Posted by ardsl sur 12 septembre 2012

Lancé en mai 2012, le Panoramique des Dômes a atteint 206000 voyageurs fin août 2012. Et ce, malgré une mise en service délicate et des péripéties multiples et diverses sur les versants du Puy-de-Dôme.

En 1907, déjà, un petit train rejoint le sommet du Puy de Dôme : une belle aventure contrariée par la Grande Guerre. Relancé dans les années 1920, le projet meurt finalement en 1925, faute de rentabilité.

Démantelée, la voie ferrée est asphaltée et un premier autobus atteint le sommet en juin 1926. Un péage est ensuite mis en service et l’accès aux voitures autorisé, avec toutes les joies que l’on connaît : pollution, embouteillages, accrochage, impossibilité d’avancer vers le sommet du volcan…

Si bien qu’il faut réglementer tout cela, voire interdire les voitures au profit des navettes d’autobus. Une solution qui, une fois mise en place, ne fait que déplacer le problème puisque 7000 bus circulent chaque année !

Le Conseil général du Puy-de-Dôme examine d’autres solutions compatibles avec les exigences du lieu, classé Grand Site de France en 2008. Il faut satisfaire les besoins touristiques mais aussi scientifiques (station météo et physique du globe), militaires (centre de transmission de l’armée), sans oublier les très nombreux libéristes et randonneurs.

Rames pendulaires à récupération d’énergie

Envisagés un temps, les projets de funiculaire et de téléphérique sont écartés pour éviter l’implantation de pylônes à flanc de montagne. Un train à crémaillère est donc choisi. Il part du pied du volcan et suit le tracé de la route, autrement dit celui de l’ancien chemin de fer.

Leader mondial dans le domaine du train à crémaillère, la société suisse Stadler emporte le marché. Elle propose des rames pendulaires à récupération d’énergie. La voiture descendante utilise son freinage électrique en inversant les moteurs : ils deviennent générateurs d’alimentation et distribuent le surplus d’électricité à la rame montante.

À l’issue de trois ans d’études et deux ans de chantier, aggravé par les conditions météorologiques, le Panoramique des Dômes entre en service en mai 2012 avec trois semaines d’avance.

Il atteint le sommet du Puy-de-Dôme en 15 minutes, soit 5 minutes de moins qu’il y a 100 ans ! Mais la vitesse n’est pas le but recherché.

Loi des séries

Le 26 mai rencontre le succès avec 5000 passagers mais… il y a souvent un mais qui vient tout gâcher. En fin de journée, un violent orage arrose abondamment le voyage inaugural.

Le bilan est lourd : coulée de boue, voies ferrées détruites, gare inondée, passagers bloqués au sommet…

« C’est un phénomène météo exceptionnel« , précise la direction. Un arrêté de catastrophe naturelle est décrété. Au final, ce sont trois semaines d’arrêt et surtout un bide en matière d’image et de communication.

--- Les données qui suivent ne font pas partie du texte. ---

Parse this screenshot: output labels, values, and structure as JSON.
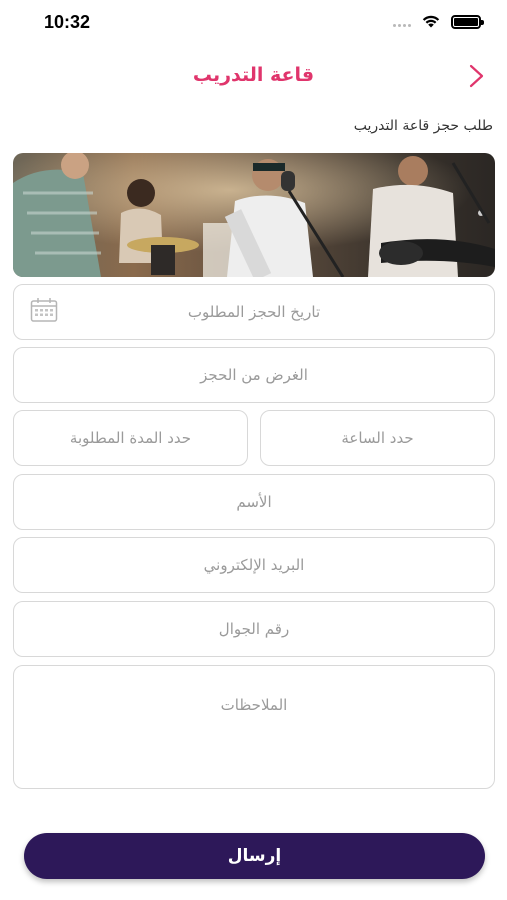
{
  "status_bar": {
    "time": "10:32"
  },
  "header": {
    "title": "قاعة التدريب"
  },
  "form": {
    "heading": "طلب حجز قاعة التدريب",
    "date_placeholder": "تاريخ الحجز المطلوب",
    "purpose_placeholder": "الغرض من الحجز",
    "hour_placeholder": "حدد الساعة",
    "duration_placeholder": "حدد المدة المطلوبة",
    "name_placeholder": "الأسم",
    "email_placeholder": "البريد الإلكتروني",
    "mobile_placeholder": "رقم الجوال",
    "notes_placeholder": "الملاحظات",
    "submit_label": "إرسال"
  },
  "colors": {
    "accent": "#e0356c",
    "button": "#2d1859",
    "border": "#d8d8d8",
    "placeholder": "#9a9a9a"
  },
  "icons": {
    "back": "chevron-icon",
    "date": "calendar-icon",
    "wifi": "wifi-icon",
    "battery": "battery-icon"
  }
}
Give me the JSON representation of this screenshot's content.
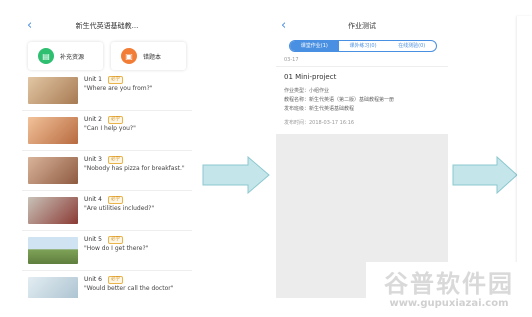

« Cela ne se reproduira pas« , ajoute la direction. « On a refait le mur de Berlin, et trouvé les causes« . En l’occurrence, une large friche qui n’aurait pas dû être déboisée.

Le pépin se chiffre quand même à 1 million d’euros, pris en charge par les assurances.

Mauvais aiguillage

Et la loi des séries se poursuit le 13 juillet à minuit, heure du dernier trajet. Inattention ? Fatigue ? Toujours est-il que le pilote ne respecte pas l’aiguillage.

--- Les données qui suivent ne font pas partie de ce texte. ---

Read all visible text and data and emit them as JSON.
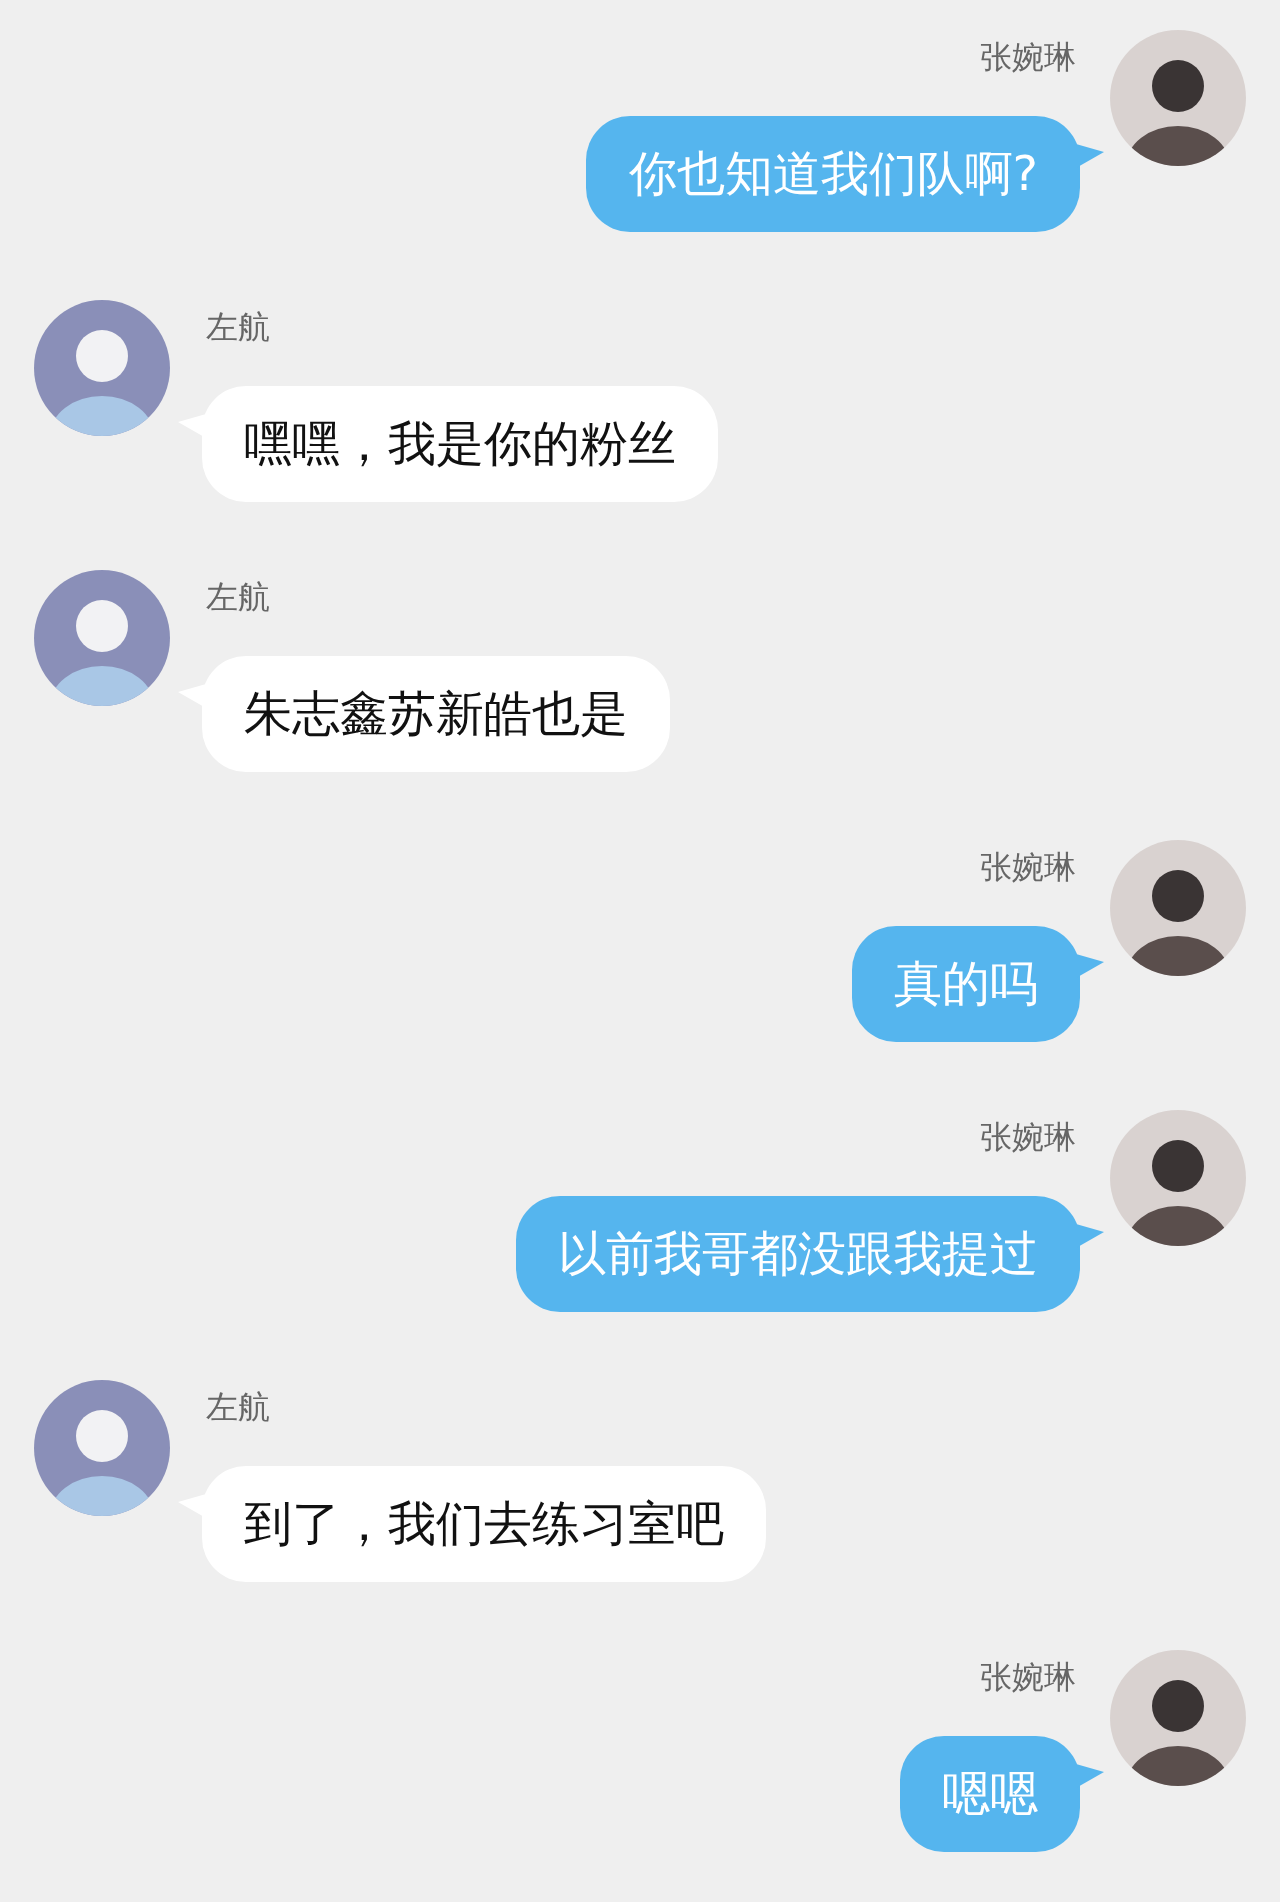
{
  "messages": [
    {
      "kind": "outgoing",
      "sender": "张婉琳",
      "text": "你也知道我们队啊?"
    },
    {
      "kind": "incoming",
      "sender": "左航",
      "text": "嘿嘿，我是你的粉丝"
    },
    {
      "kind": "incoming",
      "sender": "左航",
      "text": "朱志鑫苏新皓也是"
    },
    {
      "kind": "outgoing",
      "sender": "张婉琳",
      "text": "真的吗"
    },
    {
      "kind": "outgoing",
      "sender": "张婉琳",
      "text": "以前我哥都没跟我提过"
    },
    {
      "kind": "incoming",
      "sender": "左航",
      "text": "到了，我们去练习室吧"
    },
    {
      "kind": "outgoing",
      "sender": "张婉琳",
      "text": "嗯嗯"
    }
  ]
}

L’engin déraille près du sentier des muletiers. Pas de victime mais une turbine détériorée et un aiguillage cassé. Il faut en commander un autre, le fabriquer, mais les Suisses sont en vacances ou en effectif réduit. Il a fallu attendre mi-août pour réparer les dégâts.

Résultat : un seul train a pu effectuer les allers-retours durant cette période. TC Dôme s’est adapté. « Il n’y a pas eu de bousculade au portillon, ni file d’attente« , affirme Jérôme Geoffray, le directeur. Un avis pas forcément partagé par tous les usagers.

Sécurité thermique

Dernier incident les 18 et 19 août à la suite d’une mise en route intempestive de la sécurité thermique qui a bloqué le train. On ne sait pas si la canicule est responsable de la surchauffe mais les passagers ont du attendre au sommet, voire redescendre à pied. Le problème, résolu en quelques jours, n’était « qu’une histoire de réglages ! »

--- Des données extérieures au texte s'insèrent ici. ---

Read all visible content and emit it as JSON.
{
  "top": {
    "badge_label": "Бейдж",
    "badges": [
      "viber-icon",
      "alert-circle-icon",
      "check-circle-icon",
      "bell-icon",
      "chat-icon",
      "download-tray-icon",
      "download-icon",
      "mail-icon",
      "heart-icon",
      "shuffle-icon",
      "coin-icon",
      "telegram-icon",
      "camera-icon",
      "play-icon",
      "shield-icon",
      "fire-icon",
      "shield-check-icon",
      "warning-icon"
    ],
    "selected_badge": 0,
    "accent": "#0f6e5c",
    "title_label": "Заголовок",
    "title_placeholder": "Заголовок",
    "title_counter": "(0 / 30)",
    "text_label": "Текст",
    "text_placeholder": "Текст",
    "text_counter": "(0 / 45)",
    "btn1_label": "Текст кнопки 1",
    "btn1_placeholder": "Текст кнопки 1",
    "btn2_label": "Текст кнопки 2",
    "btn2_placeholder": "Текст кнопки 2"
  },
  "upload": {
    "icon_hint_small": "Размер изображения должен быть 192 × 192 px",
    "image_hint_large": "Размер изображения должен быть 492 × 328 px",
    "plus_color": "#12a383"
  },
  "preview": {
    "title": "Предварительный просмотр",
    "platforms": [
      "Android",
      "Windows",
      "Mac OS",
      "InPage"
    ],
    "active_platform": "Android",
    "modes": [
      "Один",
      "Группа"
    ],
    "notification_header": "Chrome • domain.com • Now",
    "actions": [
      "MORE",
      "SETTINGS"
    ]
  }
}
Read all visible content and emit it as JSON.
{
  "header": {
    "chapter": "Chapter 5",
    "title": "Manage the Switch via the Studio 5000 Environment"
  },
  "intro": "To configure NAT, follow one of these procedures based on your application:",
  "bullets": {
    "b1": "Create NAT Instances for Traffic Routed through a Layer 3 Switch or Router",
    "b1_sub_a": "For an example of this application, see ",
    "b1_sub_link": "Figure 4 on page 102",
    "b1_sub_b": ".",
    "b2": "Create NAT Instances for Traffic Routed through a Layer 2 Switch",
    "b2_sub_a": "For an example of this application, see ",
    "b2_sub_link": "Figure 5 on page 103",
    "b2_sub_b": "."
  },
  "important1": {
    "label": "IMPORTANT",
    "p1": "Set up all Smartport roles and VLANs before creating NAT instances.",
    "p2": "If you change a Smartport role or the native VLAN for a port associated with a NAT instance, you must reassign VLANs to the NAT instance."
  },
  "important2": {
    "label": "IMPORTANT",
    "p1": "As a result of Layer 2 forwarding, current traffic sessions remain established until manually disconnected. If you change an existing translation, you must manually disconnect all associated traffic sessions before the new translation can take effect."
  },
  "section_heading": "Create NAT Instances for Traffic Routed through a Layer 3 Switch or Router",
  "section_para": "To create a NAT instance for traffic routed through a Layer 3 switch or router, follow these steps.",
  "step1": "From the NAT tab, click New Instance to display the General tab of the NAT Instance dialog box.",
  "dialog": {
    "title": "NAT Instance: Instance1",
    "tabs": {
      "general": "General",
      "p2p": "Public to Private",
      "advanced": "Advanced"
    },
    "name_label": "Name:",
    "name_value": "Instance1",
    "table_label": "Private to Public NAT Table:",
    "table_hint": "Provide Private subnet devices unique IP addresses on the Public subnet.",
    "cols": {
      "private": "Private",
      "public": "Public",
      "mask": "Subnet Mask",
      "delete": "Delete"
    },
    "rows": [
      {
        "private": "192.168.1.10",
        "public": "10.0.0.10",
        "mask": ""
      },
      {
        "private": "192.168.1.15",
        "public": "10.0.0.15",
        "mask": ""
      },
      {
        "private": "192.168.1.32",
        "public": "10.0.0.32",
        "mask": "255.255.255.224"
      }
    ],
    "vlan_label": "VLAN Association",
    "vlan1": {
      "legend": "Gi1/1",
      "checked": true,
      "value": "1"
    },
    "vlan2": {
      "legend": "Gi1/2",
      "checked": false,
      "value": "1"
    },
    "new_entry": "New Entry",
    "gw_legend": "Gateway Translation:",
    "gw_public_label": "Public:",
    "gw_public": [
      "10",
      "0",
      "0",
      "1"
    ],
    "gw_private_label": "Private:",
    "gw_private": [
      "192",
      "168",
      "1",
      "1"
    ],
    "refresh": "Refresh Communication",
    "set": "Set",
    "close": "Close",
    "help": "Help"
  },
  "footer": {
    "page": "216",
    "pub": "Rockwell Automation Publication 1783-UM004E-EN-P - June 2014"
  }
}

Une consolation tout de même : « les victimes de dysfonctionnement sont remboursées si elles en font la demande« .

L’hiver

Le train est désormais passé à l’heure d’hiver, c’est-à-dire un aller-retour toutes les heures pour un voyage allongé de 2 minutes.

La neige et les grands froids, attendus dans quelques mois, ne semble pas effrayer Louis-Rolland Gosselin, le directeur général. « C’est une première ! Jusqu’à présent, l’accès au sommet était interdit en hiver. Nous avons les équipements appropriés : une fraise à neige très puissante et une lame sous le train. Nous ne redoutons pas les mois à venir même si l’on est jamais à l’abri d’un pépin« .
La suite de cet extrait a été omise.